Setting up the toroids the way they do, with their cores being turned on and off as to their attraction for the permanent magnets in the rotor, they have developed a means of creating a kind of magnetic flow. It takes a certain amount of energy to set up that flow, and to keep it going. The rotors, so to speak, ride on that flow, diverting some of its energy into rotation instead of into heat. The source power is independent of what is drawn off. But the well-established theories of thermodynamics predict that the energy drawn off cannot exceed, over time, the energy used to establish that magnetic flow. It's far from free, and that output power seems independent of input power is a kind of trick, making it seem that, if we can just make the magnets turn in just the right way, we could get more power out without requiring more input power.
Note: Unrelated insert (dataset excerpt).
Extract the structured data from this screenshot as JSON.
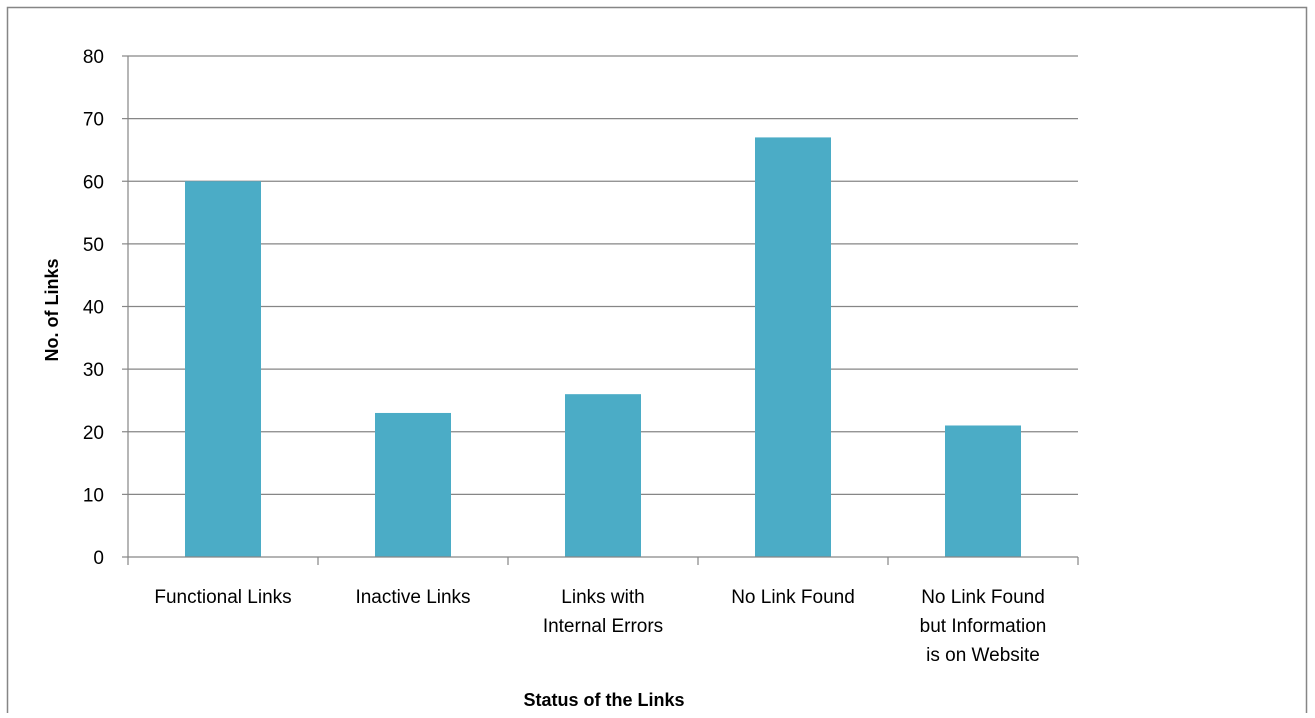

That, more or less, is how I read what Sean has said about this, that the output power is independent of the input power. That's only partially true, if I'm correct. He can draw off some output power, up to a limit, and it has no effect on input power. But it will, surely as the laws of thermodynamics (that's the issue, eh?), be limited. That is, the rotor can only accumulate a certain amount of power, diverted from heating.
This might have to do with magnetic viscosity, I'm not nearly competent enough to go further yet. It would seem, though, that Steorn has only been able to keep up interest in this through obfuscation and secrecy. (Apparently Steorn did acknowledge, at one time, that they had released false information to divert and confuse industrial espionage. Cool. What this means is that we cannot trust anything they say. Doesn't mean that they are still lying, just that they didn't mind lying in order to preserve their possible profit position.)
What's obvious is that their supposed conclusive demonstration February 1 wasn't. Not even Naudin, with far, far more exact disclosure, hasn't even come close to demonstrating over-unity power. Given what he's done so far, I expect he will remedy the defects, he will describe and show more precisely the voltages and currents in the pickup circuit, and show correlated voltage and power in the toroid circuit, and explain or show voltage and current as the lights oscillate between on and off. He will provide enough information to determine the power in the toroid circuit and power in the pickup circuit. Whether this will conclusively answer the matter isn't yet clear, but it could provide some bounds.
The next step in the analysis would depend on that data. It is one thing if the output power is 0.1% of the input power, or if it is 10%. With the latter, some simple calorimetry might show the effect, i.e., lower heating when the rotor is drawing off power. With the former, it could become difficult and very precise calorimetry might be needed.
What I would avoid is conclusions based on theory like "No back-EMF, but the rotor obviously spins up, so there must be excess power." That's a non-sequitur, it proves no such thing, based on the presence of back EMF in a regular motor. The Steorn motor is more like a device that pours a lot of energy into a coil to create some magnetic effects that can then be tapped, or not. They are fixed, and all that varies is what happens to the energy in them.